Last week, my focus was on ‘Moving Nigeria to greatness’, and in that piece I drew from specific examples of how other nations moved from backwardness to greatness and the point I stressed was that what those nations did to become developed countries can be replicated in our own circumstance to achieve same result if not a far better one. This would be possible if those who lead us would be students of history and where they are not, have the ability to find those who can, to do the job. We need history to do the job of transformation and to do it very quickly; by now, it should be clear to any critical observer that the delay in recreating our society is becoming too costly both in material and in human terms. Today’s article is no different from the ones of the last few weeks. All of them have been about developmental strategy for our nation and it flows from my conviction that more than any other issue, the question of proper development of our nation should henceforth tower well and above every other matter of state.

In the preceding articles, I mentioned the various factors that we need to take into consideration if we want our nation to move from Third to First World; I outlined both the intangible and the tangible. Under the invisible I mentioned factors like desire and resolve. These are instruments that cannot be seen or easily quantified in physical terms, but from experience they are such that without them, no progress would even start, let alone talking of completion. I recall also making serious issue of discipline, development of agriculture, productive economy and reordering of the educational setup and curriculum. Under the latter I fell short of saying outright that what the nation needs is the education that can make our children thinkers and inventors, job creators, who would have little or no need for government. Apart from factors I mentioned in the past two articles, there are other weapons backward societies like ours can deploy to hasten development; but before I go into them, I want to take liberty to make certain observations clear. Moving a society like ours from the point where we are into greatness as I always say is a very easy task but the work has got to be through a complex process. One of the biggest tasks any change agent in our nation would have to grapple with and win would be the ‘war’ over the mental state of the leadership class and the people. One of the difficult assignments for a change agent anywhere is to have to deal with a leadership class and people who have become accustomed to seeing wrong vices as virtues. In the nation today, nearly everyone believes that cutting corners is the right thing and from what we know it is a sweet thing to do when the power equation offers us some peripheral advantages.

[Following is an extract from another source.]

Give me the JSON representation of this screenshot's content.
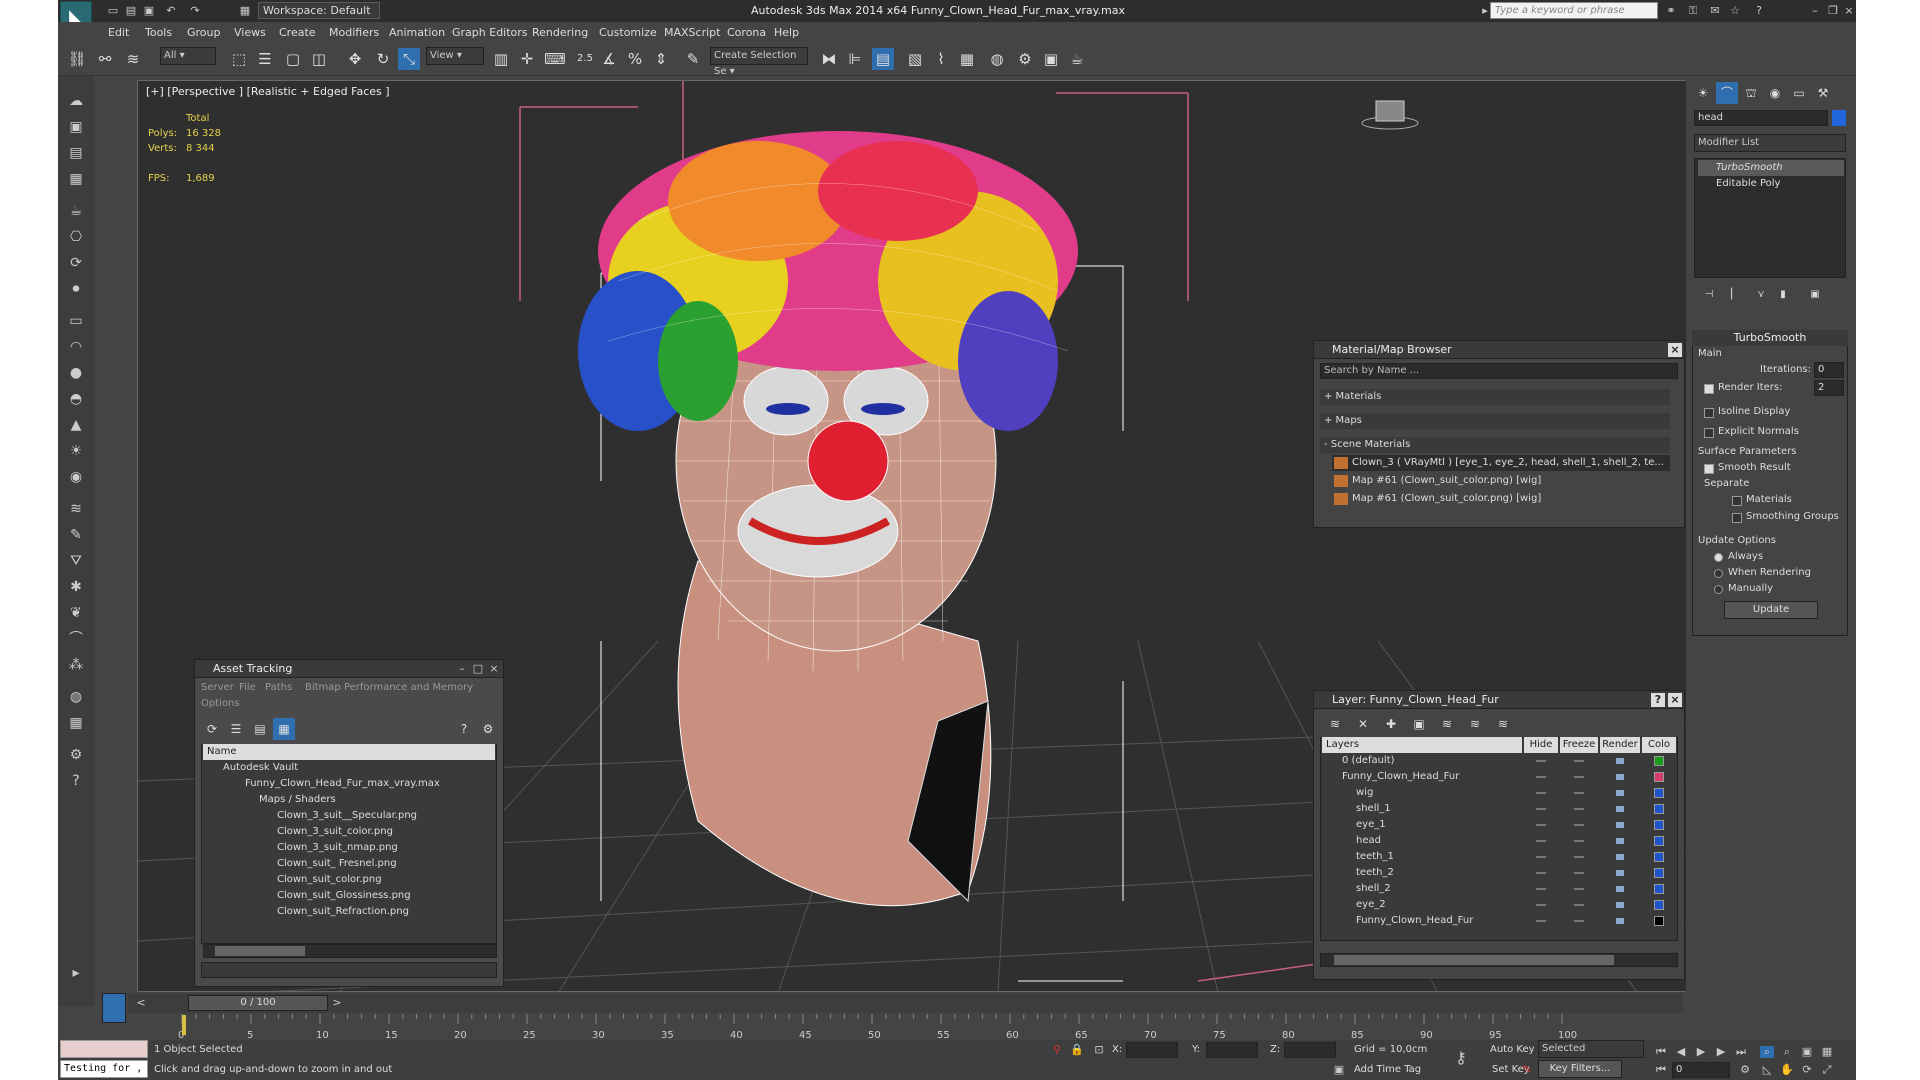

But it becomes a soured grape when the tide turns and those who flagrantly abused due process become victims. This is why those who wield advantages and power often want to do everything humanly possible to stall change. The existence of imperialism has added to the problem of change for our kind of society. For those who don’t know very well, retreating colonialists weaved imperialism to replace colonialism and under this all the exploiting power needs do is to raise low esteemed locals who are ready to subvert their land and people for selfish gains, encourage them through various incentives to have a firm grip of the governance and economic processes. Nigeria like some other nations has so many of this kind in our midst and if the truth is to be said, this group constitutes the biggest hindrance to any genuine nationalistic progress; they are never bright and would never allow any intelligent citizen to raise his head. This group is often behind the confusion, conflicts and wars experienced in developing nations. In fact a key weapon in their hands for retaining power and economic control is conflicts and wars, and for them it does not matter what level of ruin is visited on their society or how many lives are lost, all they care about is either consolidation of power or decimation of change agents.

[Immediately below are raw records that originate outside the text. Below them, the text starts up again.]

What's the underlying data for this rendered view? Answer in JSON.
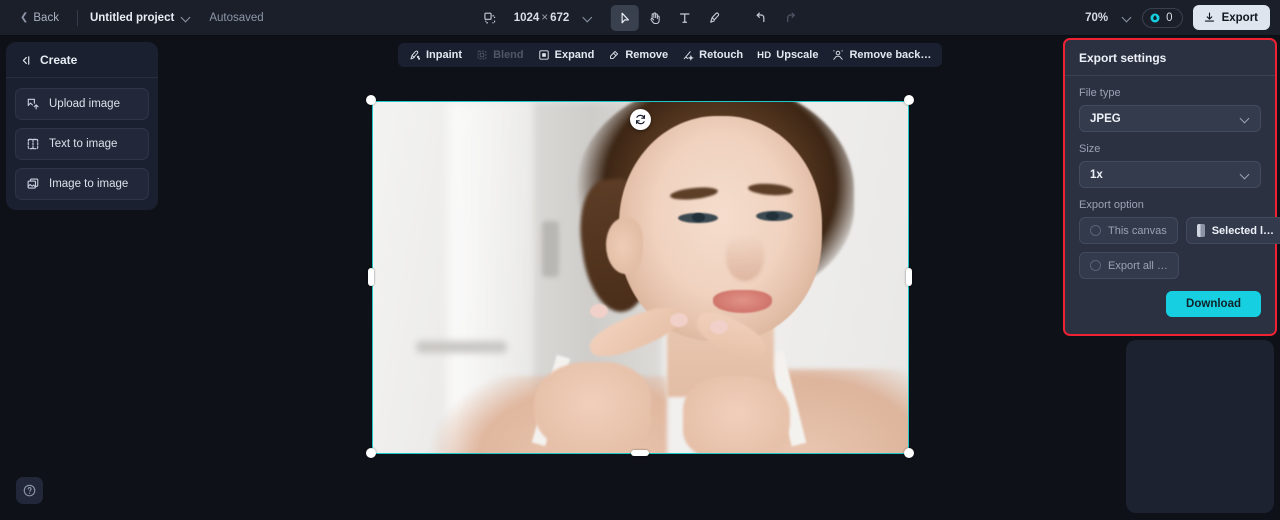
{
  "topbar": {
    "back_label": "Back",
    "project_name": "Untitled project",
    "autosaved_label": "Autosaved",
    "canvas_width": "1024",
    "canvas_multiply": "×",
    "canvas_height": "672",
    "tools": [
      {
        "name": "frame-icon",
        "label": "Frame"
      },
      {
        "name": "select-icon",
        "label": "Select"
      },
      {
        "name": "hand-icon",
        "label": "Hand"
      },
      {
        "name": "text-icon",
        "label": "Text"
      },
      {
        "name": "brush-icon",
        "label": "Brush"
      },
      {
        "name": "undo-icon",
        "label": "Undo"
      },
      {
        "name": "redo-icon",
        "label": "Redo"
      }
    ],
    "zoom_level": "70%",
    "credits_count": "0",
    "export_label": "Export"
  },
  "create_panel": {
    "title": "Create",
    "collapse_icon": "collapse-left-icon",
    "items": [
      {
        "label": "Upload image",
        "icon": "upload-image-icon"
      },
      {
        "label": "Text to image",
        "icon": "text-to-image-icon"
      },
      {
        "label": "Image to image",
        "icon": "image-to-image-icon"
      }
    ]
  },
  "edit_toolbar": {
    "items": [
      {
        "label": "Inpaint",
        "icon": "inpaint-icon",
        "disabled": false
      },
      {
        "label": "Blend",
        "icon": "blend-icon",
        "disabled": true
      },
      {
        "label": "Expand",
        "icon": "expand-icon",
        "disabled": false
      },
      {
        "label": "Remove",
        "icon": "remove-icon",
        "disabled": false
      },
      {
        "label": "Retouch",
        "icon": "retouch-icon",
        "disabled": false
      },
      {
        "label": "HD Upscale",
        "icon": "hd-badge-icon",
        "disabled": false
      },
      {
        "label": "Remove back…",
        "icon": "remove-background-icon",
        "disabled": false
      }
    ]
  },
  "canvas": {
    "rotate_icon": "rotate-icon",
    "selection_color": "#1ec8c8",
    "image_alt": "Portrait of a young woman touching her cheek in a bright bathroom"
  },
  "export_settings": {
    "title": "Export settings",
    "highlight_color": "#ee2233",
    "file_type_label": "File type",
    "file_type_value": "JPEG",
    "size_label": "Size",
    "size_value": "1x",
    "export_option_label": "Export option",
    "options": [
      {
        "label": "This canvas",
        "selected": false
      },
      {
        "label": "Selected l…",
        "selected": true
      },
      {
        "label": "Export all …",
        "selected": false
      }
    ],
    "download_label": "Download",
    "download_color": "#16cfe0"
  },
  "help": {
    "icon": "help-circle-icon",
    "label": "Help"
  }
}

Military interventions in Nigeria as in elsewhere were not accidental occurrences, they were eruptions deliberately instigated by imperialist forces to distort nationalistic development which obviously would have been a threat to their economic wellbeing. If even the military boys they sent had altruistic motives. Their sponsors knew that military and democratic temperaments were at variance with each other and when the military come in, impunity becomes the culture. Impunity became our tradition slightly after independence and the forces responsible have held the nation on the jugular since then. They have been responsible for changing from British political system to American system and in the end leaving us neither with the American or British system, they have also been incapable of thinking out a new model suitable for our peculiarities. On the economic front, they did worse; they changed from welfare, went near socialism and at the instance of their paymasters embraced full capitalism without proper understanding of what it is all about. Today, our capitalism is not about initiative or creativity but about importation, high prices and high taxes with little or no services offered.

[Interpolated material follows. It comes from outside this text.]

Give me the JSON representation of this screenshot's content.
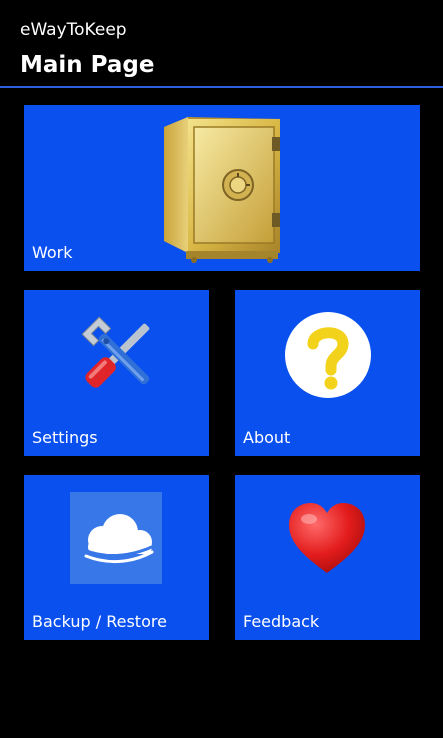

Any change agent must know about the points made earlier and take them seriously. Diplomacy and military might are important assets in changing the fortunes of a nation. American, Spain, France, Russia, Germany and Portugal just to mention a few fought very frequently in the past and the basis of friendship depended on how much each was ready to grant the other one trading space within their nation. For them nothing went for nothing; If Nigeria were to be any of those nations, intervening on behalf Southern African countries under apartheid or in Sierra-Leone and Liberia would not have been without clear benefits. The same way military might is a precursor to big respect and peace, study Iran and you get what I’m saying; unfortunately we are helping to destroy rather than build the army by how we handle them and the assignments we expose them to. I insist our nation can be developed within 20 years; what we require is vision, capacity and the resolve to do the needful irrespective of the initial pains that will naturally follow intense surgical operations. Somebody said I must recognize restructuring as a strategy, of course we have promoted waste by the way we have configured our administrative units and organs. I know for instance for agents of imperialism created states, local governments to compensate wives, concubines, friends and godfathers; Tom Ikimi even admitted during the last Edo governorship election that it was for his sake that the two Etsako LGs were created. I’m sure such aberrations were worse elsewhere, especially in the northern part. Sustainable change should go with equity.